ADR 005: WorkOS AuthKit for Authentication
Status: Accepted Date: 2025-03-15
Context
We need authentication for a multi-tenant SaaS platform with enterprise SSO requirements. The solution must work with Cloudflare Workers (edge runtime, no Node.js APIs), support React SPAs, and handle organization-based multi-tenancy.
Decision
Use WorkOS AuthKit with its hosted OAuth flow and React SDK (@workos-inc/authkit-react@^1.3.0).
Consequences
Positive
- Enterprise SSO out of the box (SAML, OIDC) — critical for B2B customers
- Organization-based multi-tenancy native to WorkOS
- Generous free tier: 1M monthly active users
- React SDK (
@workos-inc/authkit-react@^1.3.0) with AuthKitProvider, useAuth hook - JWT-based tokens: validate on edge with
jose@^6.1.3library (no Node.js crypto needed) - Directory sync for user provisioning (SCIM)
- Hosted login UI (AuthKit) — no need to build login/signup/password reset flows
- RBAC with roles and permissions
Negative
- Third-party dependency for critical auth infrastructure
- Less customizable than building auth from scratch
- AuthKit hosted UI has limited theming options
- Vendor lock-in: switching auth providers requires significant migration
- WorkOS SDK does not have a native Cloudflare Workers package (JWT validation done manually with
jose@^6.1.3)
Fallback Strategy (WorkOS Unavailability)
If WorkOS is temporarily unavailable (outage, network issues, rate limiting), the following fallback behavior applies:
Cached Sessions Continue
- Existing authenticated sessions rely on locally validated JWTs using
jose@^6.1.3. Token validation is performed entirely at the edge using the cached JWKS (JSON Web Key Set) and does not require a round-trip to WorkOS. - Sessions remain valid until the JWT expires (based on the
expclaim).

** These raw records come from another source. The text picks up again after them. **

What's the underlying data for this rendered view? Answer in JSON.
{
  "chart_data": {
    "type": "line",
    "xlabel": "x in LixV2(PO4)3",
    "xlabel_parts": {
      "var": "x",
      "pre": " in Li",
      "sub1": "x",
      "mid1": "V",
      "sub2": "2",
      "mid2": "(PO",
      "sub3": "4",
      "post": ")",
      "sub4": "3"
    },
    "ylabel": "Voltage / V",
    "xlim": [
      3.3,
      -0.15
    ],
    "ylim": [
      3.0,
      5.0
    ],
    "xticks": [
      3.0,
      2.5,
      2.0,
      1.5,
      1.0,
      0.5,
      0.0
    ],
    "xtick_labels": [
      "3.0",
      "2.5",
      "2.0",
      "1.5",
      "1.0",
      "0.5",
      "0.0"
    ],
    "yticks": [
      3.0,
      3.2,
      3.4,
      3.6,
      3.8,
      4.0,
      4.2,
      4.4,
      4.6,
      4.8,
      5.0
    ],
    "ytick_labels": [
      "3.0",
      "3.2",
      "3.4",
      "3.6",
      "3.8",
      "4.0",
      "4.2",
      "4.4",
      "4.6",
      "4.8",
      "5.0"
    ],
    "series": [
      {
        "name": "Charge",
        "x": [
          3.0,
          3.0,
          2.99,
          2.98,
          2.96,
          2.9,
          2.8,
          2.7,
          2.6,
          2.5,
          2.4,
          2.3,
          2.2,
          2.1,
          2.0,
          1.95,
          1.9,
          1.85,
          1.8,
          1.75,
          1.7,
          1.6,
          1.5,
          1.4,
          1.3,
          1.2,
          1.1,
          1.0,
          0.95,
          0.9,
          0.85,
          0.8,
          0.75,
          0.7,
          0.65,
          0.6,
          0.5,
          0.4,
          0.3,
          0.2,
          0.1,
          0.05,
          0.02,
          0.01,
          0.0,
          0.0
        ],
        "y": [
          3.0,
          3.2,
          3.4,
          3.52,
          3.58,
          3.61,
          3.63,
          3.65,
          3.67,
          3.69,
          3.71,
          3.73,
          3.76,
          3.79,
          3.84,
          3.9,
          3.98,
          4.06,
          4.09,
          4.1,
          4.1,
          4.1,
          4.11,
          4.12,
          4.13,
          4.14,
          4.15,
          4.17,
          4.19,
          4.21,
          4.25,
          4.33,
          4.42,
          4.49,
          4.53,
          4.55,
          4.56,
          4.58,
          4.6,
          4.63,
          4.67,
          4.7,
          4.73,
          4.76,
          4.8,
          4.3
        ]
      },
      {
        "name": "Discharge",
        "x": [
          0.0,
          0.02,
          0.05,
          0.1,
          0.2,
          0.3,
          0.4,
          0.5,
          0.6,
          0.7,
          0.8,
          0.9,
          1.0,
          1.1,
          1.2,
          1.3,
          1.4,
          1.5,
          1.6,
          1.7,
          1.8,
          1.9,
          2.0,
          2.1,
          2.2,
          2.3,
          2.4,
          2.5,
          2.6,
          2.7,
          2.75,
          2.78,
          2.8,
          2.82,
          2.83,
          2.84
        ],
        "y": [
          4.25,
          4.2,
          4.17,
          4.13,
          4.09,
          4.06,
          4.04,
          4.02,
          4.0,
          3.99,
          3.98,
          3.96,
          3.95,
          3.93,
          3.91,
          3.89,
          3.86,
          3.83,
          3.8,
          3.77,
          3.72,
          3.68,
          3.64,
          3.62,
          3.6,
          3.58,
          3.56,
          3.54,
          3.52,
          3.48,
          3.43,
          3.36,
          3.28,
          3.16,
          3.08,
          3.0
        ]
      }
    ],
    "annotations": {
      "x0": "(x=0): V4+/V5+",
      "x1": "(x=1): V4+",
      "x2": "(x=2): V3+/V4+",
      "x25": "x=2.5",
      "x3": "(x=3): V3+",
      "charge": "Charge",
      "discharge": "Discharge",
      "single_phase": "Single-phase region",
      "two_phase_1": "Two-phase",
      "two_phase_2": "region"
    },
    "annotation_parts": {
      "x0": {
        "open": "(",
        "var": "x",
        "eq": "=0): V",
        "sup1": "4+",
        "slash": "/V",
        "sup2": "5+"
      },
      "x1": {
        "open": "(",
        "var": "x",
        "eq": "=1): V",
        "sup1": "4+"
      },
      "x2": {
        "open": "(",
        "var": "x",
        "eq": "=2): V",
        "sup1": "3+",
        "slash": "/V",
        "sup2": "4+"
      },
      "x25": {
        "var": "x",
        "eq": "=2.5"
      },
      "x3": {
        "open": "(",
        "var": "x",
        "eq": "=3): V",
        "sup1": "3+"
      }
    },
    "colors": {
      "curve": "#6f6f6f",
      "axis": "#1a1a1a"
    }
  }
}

Users with active, unexpired tokens experience no disruption. - The JWKS endpoint response is cached with a TTL (recommended: 1 hour). If WorkOS is down but the cached JWKS has not expired, token validation continues to work for all users, including those making new requests.
New Logins Fail Gracefully
- New login attempts that require the WorkOS hosted OAuth flow will fail, since the AuthKit redirect depends on WorkOS availability.
- The application must present a user-friendly error page explaining that login is temporarily unavailable. Avoid exposing raw error responses.
- A clear "Try again" action should be provided so users can retry without navigating away.
Retry with Exponential Backoff
- All API calls to WorkOS (token exchange, user info, organization lookups) must implement retry logic with exponential backoff.
- Recommended retry schedule: initial delay 1s, backoff factor 2x, maximum 5 retries, maximum delay 30s. Add jitter (randomized +/- 20%) to avoid thundering herd.
- After exhausting retries, fail open for read operations (serve cached data) and fail closed for write operations (deny the action and notify the user).
- Circuit breaker pattern: after a configurable number of consecutive failures (e.g., 10), stop calling WorkOS for a cooldown period (e.g., 60s) before probing again. This protects against cascading failures.
Monitoring and Alerting
- Health checks against WorkOS API endpoints should run on a periodic schedule. Alert the on-call team if WorkOS is unreachable for more than 5 minutes.
- Log all WorkOS API failures with correlation IDs for post-incident analysis.
Alternatives Considered
Auth0
Mature and feature-rich but expensive at scale (pricing per MAU increases steeply). Enterprise SSO is an add-on with significant cost. More complex setup than WorkOS for B2B use cases.
Clerk
Excellent DX and React integration, beautiful pre-built UI components. But: less enterprise SSO focus, no SCIM/directory sync, higher cost for enterprise features. Better suited for B2C.
Custom JWT implementation
Maximum control and no vendor dependency. But: requires building login flows, session management, token refresh, JWKS endpoints, MFA, SSO integrations — enormous effort and security risk. Not justified for this team size.
Supabase Auth
Good integration with Supabase ecosystem but doesn't fit our Cloudflare-first architecture. Limited enterprise SSO support. Better for Supabase-native projects.